Молодой окольничий Дивей с готовностью покинул товарищей, чтобы расположиться в доверительной близости к государыне: можно было наклонить ухо или самому склониться — по малейшему знаку только. Когда бы явилась нужда. И когда бы не стоял в трех шагах Юлий, на которого прекрасно владеющий собой изящный молодой человек бросил едва уловимый взгляд — почтительный, но с изъянцем, с какой-то непостижимой наглинкой.

Юлий отвернулся, сначала просто отвернулся, а потом двинулся среди расступившихся придворных туда, где стояли сиротливой кучкой пять или шесть маленьких человечков пигаликов — посольство Республики.





Большеглазый Буян, не настолько, по-видимому, увлеченный праздником, чтобы не заметить государя, повернулся в учтивом ожидании, однако на сдержанно-скорбном личике его не явилось даже подобия положенной в придворном обиходе улыбки. Обнажив голову, как при похоронах, пигалик, чудилось, только и дожидался Юлия, чтобы выказать соболезнование.

Они обменялись незначащими словами, товарищи посла и слованские дворяне отступили, чтобы не мешать государственному разговору, но ни Юлий, ни Буян не торопились. Оба повернулись к пруду, с удвоившейся мрачностью наблюдая разыгрываемые на море страсти. Что видел и чувствовал Буян — держал при себе, а Юлий, тот ничего не видел и не чувствовал из того, что полагалось зрителю. Забывшись, молчали они под заунывные стенания труб… И Юлий внутренне вздрогнул.

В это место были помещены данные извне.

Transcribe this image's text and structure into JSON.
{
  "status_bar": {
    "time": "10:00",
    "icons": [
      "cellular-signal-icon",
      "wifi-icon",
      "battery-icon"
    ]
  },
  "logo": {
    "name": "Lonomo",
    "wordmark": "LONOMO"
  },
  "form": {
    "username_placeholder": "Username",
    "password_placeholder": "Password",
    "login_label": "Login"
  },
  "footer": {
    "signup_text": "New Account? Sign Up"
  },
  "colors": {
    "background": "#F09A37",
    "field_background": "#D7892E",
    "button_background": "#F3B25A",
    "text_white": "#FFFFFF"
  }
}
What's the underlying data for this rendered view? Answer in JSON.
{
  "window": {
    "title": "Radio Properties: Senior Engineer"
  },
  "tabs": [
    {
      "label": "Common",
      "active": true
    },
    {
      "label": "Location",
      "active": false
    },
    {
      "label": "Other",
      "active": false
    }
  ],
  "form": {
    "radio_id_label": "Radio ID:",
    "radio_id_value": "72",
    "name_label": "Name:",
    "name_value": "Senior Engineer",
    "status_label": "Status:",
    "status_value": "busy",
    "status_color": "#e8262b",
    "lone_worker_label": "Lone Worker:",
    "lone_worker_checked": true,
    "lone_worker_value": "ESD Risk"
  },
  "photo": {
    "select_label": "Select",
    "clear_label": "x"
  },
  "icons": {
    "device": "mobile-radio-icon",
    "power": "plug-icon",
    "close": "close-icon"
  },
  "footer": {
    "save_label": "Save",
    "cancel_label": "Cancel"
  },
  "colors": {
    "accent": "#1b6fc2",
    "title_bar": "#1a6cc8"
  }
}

— Скажите, государь… — молвил пигалик, не отводя взгляда от взволнованной поверхности пруда. — Не знаю, удобно ли спрашивать. Но это не праздное любопытство. Скажите: вы счастливы?

Быстрый взгляд на неподвижное личико пигалика выказал чувства Юлия, и он задумался, не стесняясь молчания.

— Знаете что… — тихо произнес он, уставившись пустым взором на уходящие под воду суда, которые взаправду, совсем не шуточно тонули, имея на борту притворно ломающих руки танцоров. — Знаете, говорят, что хорошая жена сделает мужа счастливым. А плохая — сделает мудрым. Так вот, я и счастлив, и мудр одновременно.

Усмешка на губах юноши не обманула пигалика, он не спросил ничего больше, а чуть погодя заметил:

— А вот и ваша жена.

Лжезолотинка снялась с места и со всем хором почитателей, окруженная избранным обществом выдающихся мужчин и блистательных женщин, направилась к мужу, производя смятение в толпах придворных, стоявших вдоль уреза воды. Поотстав на пару шагов, следовал за государыней и Дивей — воплощение изящной отваги и учтивого остроумия, молодой вельможа, чей серебристый наряд и стройные ноги так хорошо дополняли сиреневое с пышным подолом платье государыни.

Послы склонились, отмахнув шляпами, но Золотинка бросила на пигаликов безразличный взгляд, не дала говорить Юлию, имевшему несколько подходящих к случаю слов, и прямо запретила это Дивею, который не переставал развлекать государыню:

— Вы надоели мне, Дивей! Слышите! Запрещаю вам открывать рот в течение часа. Ровно час!